Ukraine’s exports to the U.S. in 2024 amounted to $874 million, with the largest shares in pig iron ($363 million) and pipes ($112 million). Meanwhile, imports from the U.S. to Ukraine totaled $3.4 billion, significantly higher than exports.
Ukraine exports more than 600 categories of goods to the U.S., of which 65 categories exceed $1 million in export value.
At the same time, some countries in the region benefited from the new regime. Tariff burdens fell by 12 percentage points for Bosnia and Herzegovina and Serbia, 9 points for Moldova, and 8 points for Tunisia. This is because these countries previously had much higher individual IEEPA tariffs, now replaced by a single flat rate.

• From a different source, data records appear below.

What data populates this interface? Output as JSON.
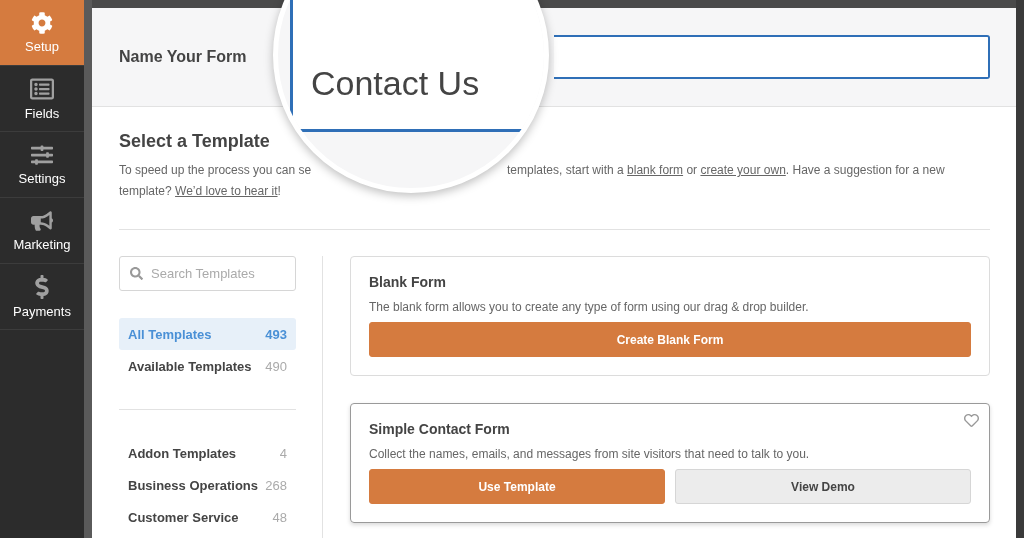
{
  "sidebar": {
    "items": [
      {
        "label": "Setup",
        "selected": true
      },
      {
        "label": "Fields",
        "selected": false
      },
      {
        "label": "Settings",
        "selected": false
      },
      {
        "label": "Marketing",
        "selected": false
      },
      {
        "label": "Payments",
        "selected": false
      }
    ]
  },
  "header": {
    "label": "Name Your Form",
    "form_name": {
      "value": "Contact Us"
    }
  },
  "select_template": {
    "title": "Select a Template",
    "description_start": "To speed up the process you can se",
    "description_line_1": [
      {
        "text": "templates, start with a ",
        "link": false
      },
      {
        "text": "blank form",
        "link": true
      },
      {
        "text": " or ",
        "link": false
      },
      {
        "text": "create your own",
        "link": true
      },
      {
        "text": ". Have a suggestion for a new",
        "link": false
      }
    ],
    "description_line_2": [
      {
        "text": "template? ",
        "link": false
      },
      {
        "text": "We’d love to hear it",
        "link": true
      },
      {
        "text": "!",
        "link": false
      }
    ]
  },
  "search": {
    "placeholder": "Search Templates"
  },
  "category_groups": [
    [
      {
        "label": "All Templates",
        "count": "493",
        "selected": true
      },
      {
        "label": "Available Templates",
        "count": "490",
        "selected": false
      }
    ],
    [
      {
        "label": "Addon Templates",
        "count": "4",
        "selected": false
      },
      {
        "label": "Business Operations",
        "count": "268",
        "selected": false
      },
      {
        "label": "Customer Service",
        "count": "48",
        "selected": false
      }
    ]
  ],
  "templates": [
    {
      "title": "Blank Form",
      "description": "The blank form allows you to create any type of form using our drag & drop builder.",
      "hovered": false,
      "buttons": [
        {
          "label": "Create Blank Form",
          "kind": "primary"
        }
      ]
    },
    {
      "title": "Simple Contact Form",
      "description": "Collect the names, emails, and messages from site visitors that need to talk to you.",
      "hovered": true,
      "buttons": [
        {
          "label": "Use Template",
          "kind": "primary"
        },
        {
          "label": "View Demo",
          "kind": "secondary"
        }
      ]
    }
  ]
}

Overall, in the EBRD region, the U.S. average import tariff rose from 14.6% to 15%, with 29 countries now facing higher rates. The new U.S. tariff regime was introduced after the Supreme Court canceled tariffs under the International Emergency Economic Powers Act (IEEPA) on February 20, 2026. In response, former President Trump announced replacing the canceled tariffs with a single additional tariff under Section 122 of the Trade Act of 1974, initially set at 10% and raised the next day to 15%.
The regime took effect on February 24, 2026, and will remain in place for 150 days—until July 24, 2026—unless extended by Congress. At the 15% rate, the U.S. weighted average tariff will be 13.2%. For comparison, it was 15.3% before the court decision and dropped to 8.3% after the IEEPA tariffs were canceled.